The source was referring to the fact that some Pac-12 projections have the league making $30 million per school once its network gets up and running. Even when the Big 12 renegotiates its primary rights in a couple of years, it is expected to top out at $20 million per year. That was with A&M.
So where does that leave us? Scott and SEC commissioner Mike Slive declined to comment through spokesmen. Big 12 commissioner Dan Beebe did not return phone and text messages.
But I learned last year during the conference merry-go-round to start with the stakeholders. Last year, it was Texas and Notre Dame. Both stayed in place, minimizing conference realignment.

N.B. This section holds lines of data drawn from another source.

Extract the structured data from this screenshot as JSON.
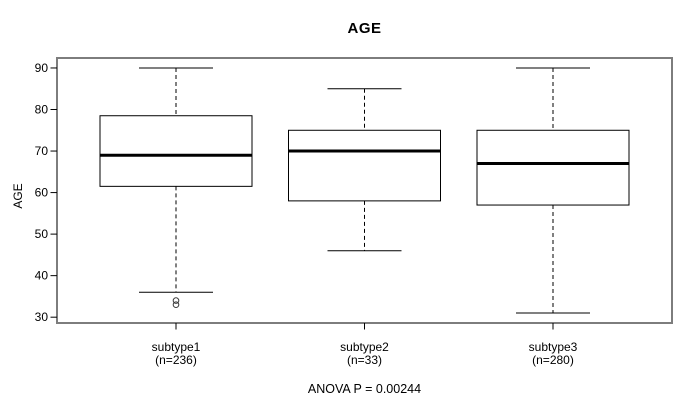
{
  "chart_data": {
    "type": "boxplot",
    "title": "AGE",
    "ylabel": "AGE",
    "xlabel": "",
    "annotation": "ANOVA P = 0.00244",
    "ylim": [
      28.6,
      92.4
    ],
    "yticks": [
      30,
      40,
      50,
      60,
      70,
      80,
      90
    ],
    "grid": false,
    "legend": "none",
    "groups": [
      {
        "label": "subtype1",
        "sublabel": "(n=236)",
        "n": 236,
        "whisker_low": 36,
        "q1": 61.5,
        "median": 69,
        "q3": 78.5,
        "whisker_high": 90,
        "outliers": [
          34,
          33
        ]
      },
      {
        "label": "subtype2",
        "sublabel": "(n=33)",
        "n": 33,
        "whisker_low": 46,
        "q1": 58,
        "median": 70,
        "q3": 75,
        "whisker_high": 85,
        "outliers": []
      },
      {
        "label": "subtype3",
        "sublabel": "(n=280)",
        "n": 280,
        "whisker_low": 31,
        "q1": 57,
        "median": 67,
        "q3": 75,
        "whisker_high": 90,
        "outliers": []
      }
    ],
    "colors": {
      "frame": "#7d7d7d",
      "box_border": "#000000",
      "median": "#000000",
      "whisker": "#000000",
      "outlier": "#3a3a3a",
      "text": "#000000",
      "background": "#ffffff"
    }
  }
}
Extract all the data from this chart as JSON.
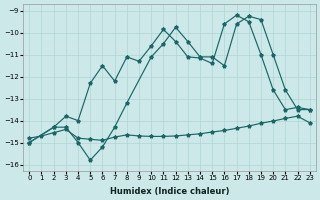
{
  "xlabel": "Humidex (Indice chaleur)",
  "xlim": [
    -0.5,
    23.5
  ],
  "ylim": [
    -16.3,
    -8.7
  ],
  "yticks": [
    -16,
    -15,
    -14,
    -13,
    -12,
    -11,
    -10,
    -9
  ],
  "xticks": [
    0,
    1,
    2,
    3,
    4,
    5,
    6,
    7,
    8,
    9,
    10,
    11,
    12,
    13,
    14,
    15,
    16,
    17,
    18,
    19,
    20,
    21,
    22,
    23
  ],
  "bg_color": "#cce8e8",
  "grid_color": "#b0d4d4",
  "line_color": "#1a6666",
  "line1_x": [
    0,
    1,
    2,
    3,
    4,
    5,
    6,
    7,
    8,
    9,
    10,
    11,
    12,
    13,
    14,
    15,
    16,
    17,
    18,
    19,
    20,
    21,
    22,
    23
  ],
  "line1_y": [
    -14.8,
    -14.7,
    -14.55,
    -14.4,
    -14.8,
    -14.85,
    -14.9,
    -14.75,
    -14.65,
    -14.7,
    -14.72,
    -14.72,
    -14.7,
    -14.65,
    -14.6,
    -14.52,
    -14.45,
    -14.35,
    -14.25,
    -14.12,
    -14.02,
    -13.9,
    -13.8,
    -14.1
  ],
  "line2_x": [
    0,
    2,
    3,
    4,
    5,
    6,
    7,
    8,
    10,
    11,
    12,
    13,
    14,
    15,
    16,
    17,
    18,
    19,
    20,
    21,
    22,
    23
  ],
  "line2_y": [
    -15.0,
    -14.3,
    -14.3,
    -15.0,
    -15.8,
    -15.2,
    -14.3,
    -13.2,
    -11.1,
    -10.5,
    -9.75,
    -10.4,
    -11.1,
    -11.1,
    -11.5,
    -9.6,
    -9.25,
    -9.4,
    -11.0,
    -12.6,
    -13.5,
    -13.5
  ],
  "line3_x": [
    0,
    2,
    3,
    4,
    5,
    6,
    7,
    8,
    9,
    10,
    11,
    12,
    13,
    14,
    15,
    16,
    17,
    18,
    19,
    20,
    21,
    22,
    23
  ],
  "line3_y": [
    -15.0,
    -14.3,
    -13.8,
    -14.0,
    -12.3,
    -11.5,
    -12.2,
    -11.1,
    -11.3,
    -10.6,
    -9.85,
    -10.4,
    -11.1,
    -11.15,
    -11.4,
    -9.6,
    -9.2,
    -9.5,
    -11.0,
    -12.6,
    -13.5,
    -13.4,
    -13.5
  ]
}
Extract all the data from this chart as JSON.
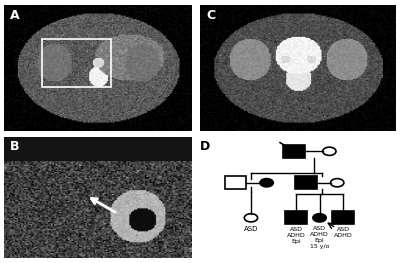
{
  "background_color": "#ffffff",
  "panel_labels": [
    "A",
    "B",
    "C",
    "D"
  ],
  "panel_label_fontsize": 9,
  "panel_label_weight": "bold",
  "ct_image_color": "#aaaaaa",
  "text_color": "#222222"
}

This year the main players are Oklahoma, Texas and A&M. The question seems to be whether the Big 12 will hold together (with nine schools, or more with new expansion) if A&M leaves. That decision is up to Texas and ESPN (and Fox).
That combination kept the Big 12 together last year. Is the negativity such that the league couldn't go on after the loss of A&M? Is an enhanced SEC and Pac-12 worth more to ESPN than a damaged or non-existent Big 12?
The answers, seemingly, are coming soon. Despite reports that A&M-to-the-SEC was a done deal, it's likely that nothing will be officially decided until the Aug. 22 A&M regents meeting.
While Nebraska was a slam dunk to go to the Big Ten last spring, it wasn't official until AD Tom Osborne and chancellor Harvey Perlman made their official presentation to the regents.
Through an A&M spokesman I was able to determine this much about the process:
--A conference call among the regents is scheduled for Aug. 22. The fiscal year budgets for the entire A&M system will be discussed.
--An agenda has not been published beyond the budget discussions. An official agenda for the meeting will be available 72 hours prior.
--The spokesman would say whether conference membership would be discussed.